The settlor of a revocable living trust has the power to reacquire the assets that are held in trust. The settlor may revoke the trust and regain possession and title to the trust property upon revocation. In most cases, the settlor may also direct the trustee to distribute all or any part of the assets to the settlor.

In estate plans that utilize revocable, living trusts, the settlor frequently appoints himself or herself as the trustee of the trust. As the trustee, the settlor retains direct, ongoing control over the management of the assets that are held in trust.

A revocable living trust cannot necessarily address all of the issues that may arise during the individual’s death. For example, on the individual’s death, the trustee of the individual’s revocable living trust has authority only over the assets held in the trust at the individual’s death, not over assets that the individual held in his own name. A will is necessary to provide for the disposition of assets owned directly by the individual.

What Is a Pour-Over Will?

Because a living trust is unable to address all issues, estate plans that include revocable, living trusts normally also include pour-over wills. A pour-over will typically require the executor to distribute all or substantially all assets of the estate to the trustee of the revocable trust. In turn, the trustee of the revocable trust distributes the assets to the beneficiaries of the trust.

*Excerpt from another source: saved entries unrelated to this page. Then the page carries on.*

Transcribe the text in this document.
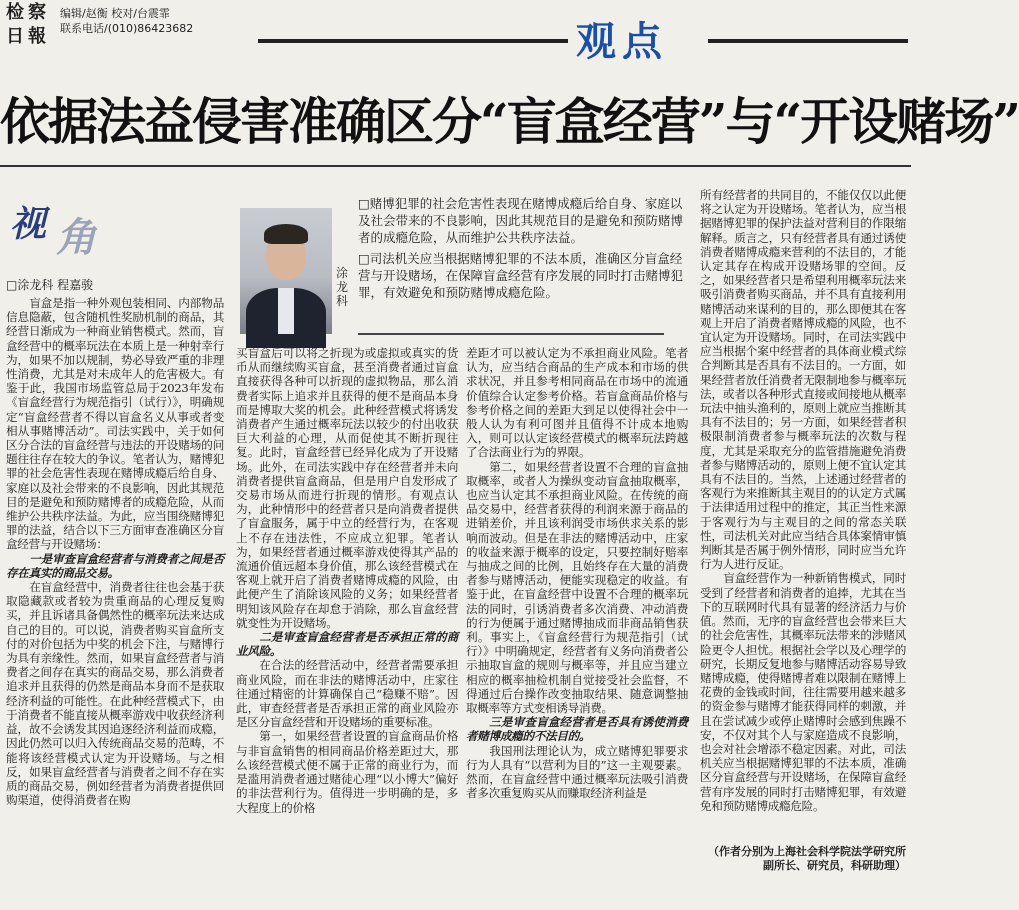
检 察
日 報
编辑/赵衡 校对/台震霏
联系电话/(010)86423682	观点
依据法益侵害准确区分“盲盒经营”与“开设赌场”
视 角
□涂龙科 程嘉骏
涂龙科

□赌博犯罪的社会危害性表现在赌博成瘾后给自身、家庭以及社会带来的不良影响，因此其规范目的是避免和预防赌博者的成瘾危险，从而维护公共秩序法益。

□司法机关应当根据赌博犯罪的不法本质，准确区分盲盒经营与开设赌场，在保障盲盒经营有序发展的同时打击赌博犯罪，有效避免和预防赌博成瘾危险。

盲盒是指一种外观包装相同、内部物品信息隐蔽，包含随机性奖励机制的商品，其经营日渐成为一种商业销售模式。然而，盲盒经营中的概率玩法在本质上是一种射幸行为，如果不加以规制，势必导致严重的非理性消费，尤其是对未成年人的危害极大。有鉴于此，我国市场监管总局于2023年发布《盲盒经营行为规范指引（试行）》，明确规定“盲盒经营者不得以盲盒名义从事或者变相从事赌博活动”。司法实践中，关于如何区分合法的盲盒经营与违法的开设赌场的问题往往存在较大的争议。笔者认为，赌博犯罪的社会危害性表现在赌博成瘾后给自身、家庭以及社会带来的不良影响，因此其规范目的是避免和预防赌博者的成瘾危险，从而维护公共秩序法益。为此，应当围绕赌博犯罪的法益，结合以下三方面审查准确区分盲盒经营与开设赌场：

一是审查盲盒经营者与消费者之间是否存在真实的商品交易。

在盲盒经营中，消费者往往也会基于获取隐藏款或者较为贵重商品的心理反复购买，并且诉诸具备偶然性的概率玩法来达成自己的目的。可以说，消费者购买盲盒所支付的对价包括为中奖的机会下注，与赌博行为具有亲缘性。然而，如果盲盒经营者与消费者之间存在真实的商品交易，那么消费者追求并且获得的仍然是商品本身而不是获取经济利益的可能性。在此种经营模式下，由于消费者不能直接从概率游戏中收获经济利益，故不会诱发其因追逐经济利益而成瘾，因此仍然可以归入传统商品交易的范畴，不能将该经营模式认定为开设赌场。与之相反，如果盲盒经营者与消费者之间不存在实质的商品交易，例如经营者为消费者提供回购渠道，使得消费者在购

买盲盒后可以将之折现为或虚拟或真实的货币从而继续购买盲盒，甚至消费者通过盲盒直接获得各种可以折现的虚拟物品，那么消费者实际上追求并且获得的便不是商品本身而是博取大奖的机会。此种经营模式将诱发消费者产生通过概率玩法以较少的付出收获巨大利益的心理，从而促使其不断折现往复。此时，盲盒经营已经异化成为了开设赌场。此外，在司法实践中存在经营者并未向消费者提供盲盒商品，但是用户自发形成了交易市场从而进行折现的情形。有观点认为，此种情形中的经营者只是向消费者提供了盲盒服务，属于中立的经营行为，在客观上不存在违法性，不应成立犯罪。笔者认为，如果经营者通过概率游戏使得其产品的流通价值远超本身价值，那么该经营模式在客观上就开启了消费者赌博成瘾的风险，由此便产生了消除该风险的义务；如果经营者明知该风险存在却怠于消除，那么盲盒经营就变性为开设赌场。

二是审查盲盒经营者是否承担正常的商业风险。

在合法的经营活动中，经营者需要承担商业风险，而在非法的赌博活动中，庄家往往通过精密的计算确保自己“稳赚不赔”。因此，审查经营者是否承担正常的商业风险亦是区分盲盒经营和开设赌场的重要标准。

第一，如果经营者设置的盲盒商品价格与非盲盒销售的相同商品价格差距过大，那么该经营模式便不属于正常的商业行为，而是滥用消费者通过赌徒心理“以小博大”偏好的非法营利行为。值得进一步明确的是，多大程度上的价格

差距才可以被认定为不承担商业风险。笔者认为，应当结合商品的生产成本和市场的供求状况，并且参考相同商品在市场中的流通价值综合认定参考价格。若盲盒商品价格与参考价格之间的差距大到足以使得社会中一般人认为有利可图并且值得不计成本地购入，则可以认定该经营模式的概率玩法跨越了合法商业行为的界限。

第二，如果经营者设置不合理的盲盒抽取概率，或者人为操纵变动盲盒抽取概率，也应当认定其不承担商业风险。在传统的商品交易中，经营者获得的利润来源于商品的进销差价，并且该利润受市场供求关系的影响而波动。但是在非法的赌博活动中，庄家的收益来源于概率的设定，只要控制好赔率与抽成之间的比例，且始终存在大量的消费者参与赌博活动，便能实现稳定的收益。有鉴于此，在盲盒经营中设置不合理的概率玩法的同时，引诱消费者多次消费、冲动消费的行为便属于通过赌博抽成而非商品销售获利。事实上，《盲盒经营行为规范指引（试行）》中明确规定，经营者有义务向消费者公示抽取盲盒的规则与概率等，并且应当建立相应的概率抽检机制自觉接受社会监督，不得通过后台操作改变抽取结果、随意调整抽取概率等方式变相诱导消费。

三是审查盲盒经营者是否具有诱使消费者赌博成瘾的不法目的。

我国刑法理论认为，成立赌博犯罪要求行为人具有“以营利为目的”这一主观要素。然而，在盲盒经营中通过概率玩法吸引消费者多次重复购买从而赚取经济利益是

所有经营者的共同目的，不能仅仅以此便将之认定为开设赌场。笔者认为，应当根据赌博犯罪的保护法益对营利目的作限缩解释。质言之，只有经营者具有通过诱使消费者赌博成瘾来营利的不法目的，才能认定其存在构成开设赌场罪的空间。反之，如果经营者只是希望利用概率玩法来吸引消费者购买商品，并不具有直接利用赌博活动来谋利的目的，那么即便其在客观上开启了消费者赌博成瘾的风险，也不宜认定为开设赌场。同时，在司法实践中应当根据个案中经营者的具体商业模式综合判断其是否具有不法目的。一方面，如果经营者放任消费者无限制地参与概率玩法，或者以各种形式直接或间接地从概率玩法中抽头渔利的，原则上就应当推断其具有不法目的；另一方面，如果经营者积极限制消费者参与概率玩法的次数与程度，尤其是采取充分的监管措施避免消费者参与赌博活动的，原则上便不宜认定其具有不法目的。当然，上述通过经营者的客观行为来推断其主观目的的认定方式属于法律适用过程中的推定，其正当性来源于客观行为与主观目的之间的常态关联性，司法机关对此应当结合具体案情审慎判断其是否属于例外情形，同时应当允许行为人进行反证。

盲盒经营作为一种新销售模式，同时受到了经营者和消费者的追捧，尤其在当下的互联网时代具有显著的经济活力与价值。然而，无序的盲盒经营也会带来巨大的社会危害性，其概率玩法带来的涉赌风险更令人担忧。根据社会学以及心理学的研究，长期反复地参与赌博活动容易导致赌博成瘾，使得赌博者难以限制在赌博上花费的金钱或时间，往往需要用越来越多的资金参与赌博才能获得同样的刺激，并且在尝试减少或停止赌博时会感到焦躁不安，不仅对其个人与家庭造成不良影响，也会对社会增添不稳定因素。对此，司法机关应当根据赌博犯罪的不法本质，准确区分盲盒经营与开设赌场，在保障盲盒经营有序发展的同时打击赌博犯罪，有效避免和预防赌博成瘾危险。

（作者分别为上海社会科学院法学研究所副所长、研究员，科研助理）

An individual frequently must decide whether to use a will or a revocable living trust as the primary estate planning document that provides for the disposition of his or her assets on death. In deciding whether to utilize a revocable living trust, it is advisable for an individual to identify the costs that will be incurred and the benefits that will accrue as a result of adopting a plan based on a living trust. The individual should then compare the costs and benefits of a plan that uses a living trust with the costs and benefits of a plan that relies on a will. When a person is considering the use of a revocable living trust, a sound decision will require an analysis that takes into account the unique circumstances present in that person’s situation.